Dans les sociétés occidentales, et particulièrement en France, nous fonctionnons encore majoritairement de façon cartésienne. Nous pensons qu’il est naturel de prendre des décisions rationnelles, réfléchies, basées sur une méthode scientifique. Ce serait le fonctionnement habituel de notre cerveau, l’expression de nos capacités cognitives qui sont, en comparaison des autres espèces, hors du commun. Nous nous trompons car le sujet est bien plus complexe que ce que nous en percevons. Selon une étude de Lightspeed Research réalisée en 2018, nous prenons en moyenne 35 000 décisions par jour, dont 99,74 % échappent à notre conscience, et de ce fait à toute forme de raisonnement. La plupart du temps, ce sont donc nos automatismes qui guident nos choix.

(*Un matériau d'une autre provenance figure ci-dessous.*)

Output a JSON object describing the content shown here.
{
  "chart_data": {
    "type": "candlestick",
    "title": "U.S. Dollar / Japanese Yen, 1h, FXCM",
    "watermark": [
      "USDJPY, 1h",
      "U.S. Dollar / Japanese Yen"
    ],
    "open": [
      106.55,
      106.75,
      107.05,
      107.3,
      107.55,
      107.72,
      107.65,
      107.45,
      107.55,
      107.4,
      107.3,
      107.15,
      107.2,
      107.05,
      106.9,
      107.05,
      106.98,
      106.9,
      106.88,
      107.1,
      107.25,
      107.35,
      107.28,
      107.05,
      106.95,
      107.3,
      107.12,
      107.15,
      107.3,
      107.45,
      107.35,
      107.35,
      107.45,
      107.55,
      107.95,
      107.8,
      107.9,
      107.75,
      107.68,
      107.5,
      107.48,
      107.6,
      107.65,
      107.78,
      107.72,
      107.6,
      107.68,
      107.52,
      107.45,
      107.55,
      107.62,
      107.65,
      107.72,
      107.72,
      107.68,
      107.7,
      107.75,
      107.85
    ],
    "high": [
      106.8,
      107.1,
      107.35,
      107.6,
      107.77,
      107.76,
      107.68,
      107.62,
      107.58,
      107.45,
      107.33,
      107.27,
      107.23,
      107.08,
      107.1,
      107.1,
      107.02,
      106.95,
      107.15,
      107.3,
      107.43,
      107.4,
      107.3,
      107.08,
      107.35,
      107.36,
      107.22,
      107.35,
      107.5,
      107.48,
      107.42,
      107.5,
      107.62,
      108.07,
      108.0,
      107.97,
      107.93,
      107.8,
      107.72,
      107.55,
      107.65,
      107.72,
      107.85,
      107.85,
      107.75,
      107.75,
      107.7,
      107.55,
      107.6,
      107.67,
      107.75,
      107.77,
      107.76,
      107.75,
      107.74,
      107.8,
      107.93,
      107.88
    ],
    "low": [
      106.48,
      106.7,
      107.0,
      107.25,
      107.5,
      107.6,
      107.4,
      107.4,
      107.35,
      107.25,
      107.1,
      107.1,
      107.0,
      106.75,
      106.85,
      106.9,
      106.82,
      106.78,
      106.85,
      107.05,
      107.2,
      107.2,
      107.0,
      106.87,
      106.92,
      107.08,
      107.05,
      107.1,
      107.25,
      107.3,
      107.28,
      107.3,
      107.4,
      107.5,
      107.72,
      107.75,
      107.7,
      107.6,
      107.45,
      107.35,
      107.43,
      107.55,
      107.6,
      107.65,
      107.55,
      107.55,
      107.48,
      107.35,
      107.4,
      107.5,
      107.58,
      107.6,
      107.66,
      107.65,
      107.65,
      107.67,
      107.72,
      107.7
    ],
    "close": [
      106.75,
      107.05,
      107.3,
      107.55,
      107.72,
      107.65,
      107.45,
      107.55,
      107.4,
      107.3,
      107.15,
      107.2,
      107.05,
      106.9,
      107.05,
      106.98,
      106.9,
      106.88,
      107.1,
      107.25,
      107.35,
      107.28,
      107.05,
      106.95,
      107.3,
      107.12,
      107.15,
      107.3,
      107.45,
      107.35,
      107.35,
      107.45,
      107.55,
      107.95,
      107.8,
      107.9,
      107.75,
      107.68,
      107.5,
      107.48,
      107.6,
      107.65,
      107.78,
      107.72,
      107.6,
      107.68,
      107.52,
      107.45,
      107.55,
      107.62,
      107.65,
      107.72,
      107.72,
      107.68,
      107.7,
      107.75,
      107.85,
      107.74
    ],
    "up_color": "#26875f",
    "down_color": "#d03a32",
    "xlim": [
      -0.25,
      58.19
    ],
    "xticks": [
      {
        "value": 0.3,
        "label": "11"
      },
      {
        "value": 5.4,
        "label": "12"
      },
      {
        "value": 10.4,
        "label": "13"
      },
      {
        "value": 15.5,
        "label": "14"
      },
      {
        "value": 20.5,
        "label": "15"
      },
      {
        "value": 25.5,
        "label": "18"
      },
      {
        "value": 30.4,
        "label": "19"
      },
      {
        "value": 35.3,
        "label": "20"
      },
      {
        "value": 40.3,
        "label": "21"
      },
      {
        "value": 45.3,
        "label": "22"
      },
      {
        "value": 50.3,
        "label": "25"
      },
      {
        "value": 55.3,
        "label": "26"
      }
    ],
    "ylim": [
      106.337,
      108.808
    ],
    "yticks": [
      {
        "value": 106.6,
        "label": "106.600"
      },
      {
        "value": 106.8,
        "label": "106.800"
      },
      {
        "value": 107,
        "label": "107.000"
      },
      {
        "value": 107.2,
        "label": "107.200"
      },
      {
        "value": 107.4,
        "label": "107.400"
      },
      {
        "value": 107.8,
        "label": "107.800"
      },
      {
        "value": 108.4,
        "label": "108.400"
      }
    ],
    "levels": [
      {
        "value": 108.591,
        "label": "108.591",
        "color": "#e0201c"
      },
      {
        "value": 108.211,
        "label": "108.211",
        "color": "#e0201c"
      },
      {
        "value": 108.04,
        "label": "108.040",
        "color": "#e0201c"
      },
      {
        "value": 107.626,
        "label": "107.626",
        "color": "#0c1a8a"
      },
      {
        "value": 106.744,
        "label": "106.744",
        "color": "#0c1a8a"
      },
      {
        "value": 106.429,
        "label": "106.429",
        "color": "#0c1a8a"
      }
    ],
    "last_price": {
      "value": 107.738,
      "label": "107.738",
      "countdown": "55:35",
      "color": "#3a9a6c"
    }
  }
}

Ce sont ces automatismes, par exemple, qui nous empêchent de nous faire écraser par une voiture qui roule trop vite lorsque nous traversons la rue. C’est un choix instinctif et réflexe, opéré grâce à des mécanismes acquis par l’expérience qui nous permet, en tant qu’êtres vivants, d’apporter une réponse à un danger. Pour autant, si nous choisissions d’évaluer cette même situation de façon réfléchie avant de prendre une décision, nous aurions toutes les chances de mourir car nous passerions à l’action bien trop tardivement. La décision réfléchie nécessite beaucoup plus d’efforts et mobilise beaucoup plus d’énergie. Elle est plus lente car elle vient analyser les faits et douter pour aboutir à un choix raisonné. Ces deux fonctionnements ont été conceptualisés par le psychologue Daniel Kahneman. Toute la difficulté est d’arriver à les articuler, et à savoir basculer de l’un à l’autre en fonction du contexte.
Il y a donc, avant tout, une dimension cognitive au fait de décider ?
Exactement. La cognition est encore trop souvent associée au QI. Elle est perçue comme reposant essentiellement sur les fonctions cérébrales exécutives, c’est-à-dire ce qui se passe au niveau du cortex préfrontal. En réalité, le champ est bien plus large car la cognition recoupe l’ensemble de nos interactions avec nous-mêmes, avec notre corps et avec le monde.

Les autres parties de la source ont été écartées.